In general, erotic fiction that is less focused on plot offers more room for experimentation and unconventional technique. A story focused on, let’s say, a young woman alone in her bedroom, fantasizing about past lovers seems like a good example. The opportunities for using stream-of-consciousness, fantasy, allegory and literary misdirection are endless.
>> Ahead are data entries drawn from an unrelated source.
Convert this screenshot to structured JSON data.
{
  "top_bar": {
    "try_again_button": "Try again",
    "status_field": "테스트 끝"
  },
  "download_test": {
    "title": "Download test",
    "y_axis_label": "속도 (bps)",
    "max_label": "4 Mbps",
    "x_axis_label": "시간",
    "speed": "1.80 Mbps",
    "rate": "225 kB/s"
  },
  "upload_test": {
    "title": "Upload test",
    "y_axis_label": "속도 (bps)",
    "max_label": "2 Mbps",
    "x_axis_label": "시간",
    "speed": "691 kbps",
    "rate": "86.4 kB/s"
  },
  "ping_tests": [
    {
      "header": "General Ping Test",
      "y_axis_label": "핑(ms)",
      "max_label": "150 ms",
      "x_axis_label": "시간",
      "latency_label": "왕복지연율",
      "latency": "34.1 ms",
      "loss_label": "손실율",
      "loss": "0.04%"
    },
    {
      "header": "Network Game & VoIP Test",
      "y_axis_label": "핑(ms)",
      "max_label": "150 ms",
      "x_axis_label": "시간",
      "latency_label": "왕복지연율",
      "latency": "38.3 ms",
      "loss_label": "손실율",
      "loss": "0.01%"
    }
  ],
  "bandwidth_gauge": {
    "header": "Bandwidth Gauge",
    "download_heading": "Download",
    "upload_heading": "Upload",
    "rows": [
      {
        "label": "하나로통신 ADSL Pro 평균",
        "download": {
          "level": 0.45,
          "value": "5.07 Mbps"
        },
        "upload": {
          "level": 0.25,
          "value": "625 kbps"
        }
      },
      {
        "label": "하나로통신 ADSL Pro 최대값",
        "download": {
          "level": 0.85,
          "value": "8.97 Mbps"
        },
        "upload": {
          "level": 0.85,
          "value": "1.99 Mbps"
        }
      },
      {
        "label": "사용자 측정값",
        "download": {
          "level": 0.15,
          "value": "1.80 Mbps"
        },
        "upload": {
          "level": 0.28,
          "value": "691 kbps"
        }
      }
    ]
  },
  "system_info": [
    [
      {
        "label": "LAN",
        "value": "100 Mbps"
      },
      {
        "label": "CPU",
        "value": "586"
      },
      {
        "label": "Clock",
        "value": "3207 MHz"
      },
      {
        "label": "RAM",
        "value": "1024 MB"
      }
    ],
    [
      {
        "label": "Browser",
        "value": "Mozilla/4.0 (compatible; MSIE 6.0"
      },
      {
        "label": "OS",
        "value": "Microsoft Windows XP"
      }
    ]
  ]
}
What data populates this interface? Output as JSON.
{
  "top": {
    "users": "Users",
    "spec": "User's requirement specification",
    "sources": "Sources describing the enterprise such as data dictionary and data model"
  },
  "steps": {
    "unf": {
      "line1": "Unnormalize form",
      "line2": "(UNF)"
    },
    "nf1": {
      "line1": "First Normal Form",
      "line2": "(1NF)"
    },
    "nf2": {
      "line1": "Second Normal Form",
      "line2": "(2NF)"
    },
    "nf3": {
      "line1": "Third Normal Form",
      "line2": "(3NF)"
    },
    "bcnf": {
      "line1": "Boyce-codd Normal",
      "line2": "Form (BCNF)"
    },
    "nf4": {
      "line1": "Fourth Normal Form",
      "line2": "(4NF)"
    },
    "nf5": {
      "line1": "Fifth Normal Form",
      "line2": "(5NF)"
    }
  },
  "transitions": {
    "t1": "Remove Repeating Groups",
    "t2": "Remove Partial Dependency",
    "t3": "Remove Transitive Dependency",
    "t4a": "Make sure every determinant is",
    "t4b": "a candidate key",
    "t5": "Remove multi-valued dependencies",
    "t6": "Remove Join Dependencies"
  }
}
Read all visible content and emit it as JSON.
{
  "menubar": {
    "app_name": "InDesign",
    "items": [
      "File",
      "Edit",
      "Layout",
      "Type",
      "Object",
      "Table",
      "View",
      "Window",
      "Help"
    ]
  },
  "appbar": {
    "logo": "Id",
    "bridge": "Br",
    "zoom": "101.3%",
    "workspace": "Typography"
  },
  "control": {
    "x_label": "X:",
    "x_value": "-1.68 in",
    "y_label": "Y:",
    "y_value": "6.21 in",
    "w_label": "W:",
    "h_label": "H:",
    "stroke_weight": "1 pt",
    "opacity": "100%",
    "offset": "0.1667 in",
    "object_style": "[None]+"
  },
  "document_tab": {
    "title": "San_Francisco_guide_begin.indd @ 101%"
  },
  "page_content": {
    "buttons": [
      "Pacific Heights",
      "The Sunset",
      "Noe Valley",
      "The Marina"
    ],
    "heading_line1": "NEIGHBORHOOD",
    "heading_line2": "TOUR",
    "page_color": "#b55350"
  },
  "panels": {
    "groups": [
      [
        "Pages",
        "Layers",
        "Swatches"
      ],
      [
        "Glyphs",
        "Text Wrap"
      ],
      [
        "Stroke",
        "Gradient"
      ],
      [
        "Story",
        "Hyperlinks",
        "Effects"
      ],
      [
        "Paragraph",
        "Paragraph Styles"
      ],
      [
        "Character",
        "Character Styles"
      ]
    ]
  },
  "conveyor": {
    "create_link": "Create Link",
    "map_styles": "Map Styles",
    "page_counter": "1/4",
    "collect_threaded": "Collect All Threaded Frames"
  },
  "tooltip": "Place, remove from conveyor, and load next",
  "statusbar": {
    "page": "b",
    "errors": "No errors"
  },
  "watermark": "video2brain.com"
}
But the opportunities for plot in such a story are also endless. The young woman might be presented early on in the story as having some kind of sexual hang-up—let’s say a general fear of losing control, as you often see in bondage scenarios. That hang-up becomes the focus for the “plot.” As she runs through her fantasies, the fear would be present in each one, gradually coming into sharper and sharper focus, until we understand not just what she’s afraid of, but also why she’s afraid of it. This approach makes it rather like an erotic detective story (there’s crime-fiction again…jeez) with a character’s sexuality instead of a robbery or murder as the central element. It could be every bit as satisfying as a well-constructed detective tale. You could even make it novel-length, with a bit of planning. But even if you made all these concessions to Storytelling, I suspect you’d find it a tough sell to, say, the romance markets. It’s still an inside story, whereas most romances are firmly based in a “real world,” where thoughts and fantasies don’t just segue endlessly into other thoughts and fantasies; they tend to lead to actions, which have direct consequences on the plot, even though the “real world” in question might be an alternate Victorian England or a future interstellar empire. I think you could probably still make it work, but you’d most likely need to cut a certain amount of “literary” trimmings.
Now imagine a story planned specifically as a romance, with all the trimmings: shape-shifters, a smouldering alpha-male hero, a spicy spitfire heroine, and sex, sex, sex. You would probably have a much harder time turning that story “inward,” than you would turning an inside story “outward” as in our example above. There are certain expectations in romance stories, many of which revolve around the hero and heroine interacting in (say it with me, kids) a real world. Fantasy sequences could be an effective means of spicing things up in the background, but sooner or later you’ve got to get back to that real world where things are “really” happening. And stream of consciousness passages or artfully misspelled dialogue would probably just get in the way. You’d hit the same roadblocks I did when I tried to read that horror story as a straightforward monster yarn. And your readers might or might not be willing to regroup and reread the story on its own terms (and if they’re reading it to satisfy specific sexual or emotional yearnings, the likelihood of regrouping may decrease).
None of these speculations are to be taken as hard and fast rules, of course. I’m sure a number of examples could be found of “literary romances” that worked (and sold) just fine. But in general, “literary” technique works best “inside,” and “storytelling” works best “outside.” What constitutes inside and outside and how you make your approach work in your own novels and stories, of course, is up to you.